Dans un autre ordre d’idées, certains transcrits alternatifs n’encodent pas pour des protéines. La production d’un ARMm alternativement épissé peut s’avérer une façon de réguler l’expression d’un gène quand le transcrit est dégradé. Le «Nonsense-mediated decay (NMD)» est un mécanisme de contrôle des ARNm non-sens qui est souvent lié à l’épissage alternatif [151]. Un déphasage du cadre de lecture peut être créé à la suite de la rétention d’une région intronique ou bien par l’exclusion d’un exon, produisant ainsi un ARNm «non-désiré» par la cellule, qui sera alors sujet à être dégradé par ce mécanisme. Il devient nécessaire de s’assurer de la traduction de l’ARNm en protéine lorsqu’on étudie la fonction d’un variant d’épissage alternatif. Afin de déterminer si un ARNm présentant un déphasage du cadre de lecture est sujet à la dégradation par le NMD, il est possible d’inhiber l’action du NMD par la puromycine par exemple et de vérifier par PCR s’il y a accumulation d’ADNc. Il est tout aussi important de vérifier la régulation et la traduction des variants d’épissage alternatif présentant un maintien du cadre de lecture. Le fractionnement des monosomes/polysomes par la technique des fractions ribosomales permet d’ailleurs de vérifier que l’ARNm est en voie de traduction en protéine par son association aux polysomes. Les cellules sont lysées et les particules sont séparées selon un gradient de sucrose en fonction de leur poids. Ainsi, les fractions les plus légères correspondent à celles constituées d’ARN libres et de monosomes alors que les polyribosomes sont retrouvés dans les fractions les plus lourdes. Une fois l’ARN extrait pour chacune de ces fractions, il est possible de vérifier dans quelle fraction est retrouvée l’ARNm de notre variant d’épissage alternatif d’intérêt par PCR quantitatif avec des amorces spécifiques.
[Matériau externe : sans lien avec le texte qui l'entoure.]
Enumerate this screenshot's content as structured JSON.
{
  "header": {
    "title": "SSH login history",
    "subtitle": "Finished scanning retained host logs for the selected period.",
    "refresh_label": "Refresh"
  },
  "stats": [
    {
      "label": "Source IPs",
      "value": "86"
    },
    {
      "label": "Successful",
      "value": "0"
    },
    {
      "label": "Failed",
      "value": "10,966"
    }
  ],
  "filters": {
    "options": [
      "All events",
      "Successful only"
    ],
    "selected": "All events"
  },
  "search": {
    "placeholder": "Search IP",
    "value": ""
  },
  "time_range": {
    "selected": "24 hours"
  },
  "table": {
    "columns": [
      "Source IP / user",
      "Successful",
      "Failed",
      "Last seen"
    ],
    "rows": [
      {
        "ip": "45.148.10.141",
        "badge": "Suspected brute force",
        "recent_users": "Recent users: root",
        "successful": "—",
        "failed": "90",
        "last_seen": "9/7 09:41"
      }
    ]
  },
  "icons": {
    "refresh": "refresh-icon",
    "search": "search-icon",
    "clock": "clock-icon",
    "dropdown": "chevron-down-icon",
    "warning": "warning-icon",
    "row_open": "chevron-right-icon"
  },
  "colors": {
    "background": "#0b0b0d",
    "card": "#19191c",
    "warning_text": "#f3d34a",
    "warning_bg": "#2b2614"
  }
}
La régulation du processus d’épissage alternatif et de l’activité du splicéosome est alors importante afin d’assurer la stabilité génomique. Une étude a démontré que certaines mutations dans la séquence génomique du facteur d’épissage U2AF2 entraineraient la production de plusieurs variants d’épissage alternatif, impliqués dans diverses voies métaboliques [152]. Le niveau d’expression des facteurs d’épissage, tels que les hnRNPs et les protéines SR, peut jouer un rôle important sur la production de variant d’épissage alternatif. Il a été démontré que certains facteurs sont surexprimés dans des cellules cancéreuses, entrainant ainsi un dérèglement de l’épissage alternatif [153,154]. La

Quant aux transcrits traduits en protéines, ceux-ci peuvent avoir une fonction complètement différente de la forme sauvage (la forme la plus souvent retrouvée). Des évènements d’épissage alternatif peuvent également être spécifiques à un stade du développement embryonnaire ou à un tissu en particulier, notamment dans le système nerveux [155-157]. Par contre, un simple déséquilibre de l’expression entre la forme sauvage et la forme épissée peut avoir un impact négatif important sur la stabilité cellulaire. Certains variants peuvent provoquer un effet dominant négatif sur l’activité de l’isoforme sauvage, empêchant ainsi la protéine de type sauvage d’accomplir sa pleine fonction. Cet effet peut se manifester de différentes façons; entre autres par une interaction avec la forme sauvage entraînant sa séquestration dans le cytoplasme et sa dégradation, par compétition pour le même site de liaison, etc. [158-163].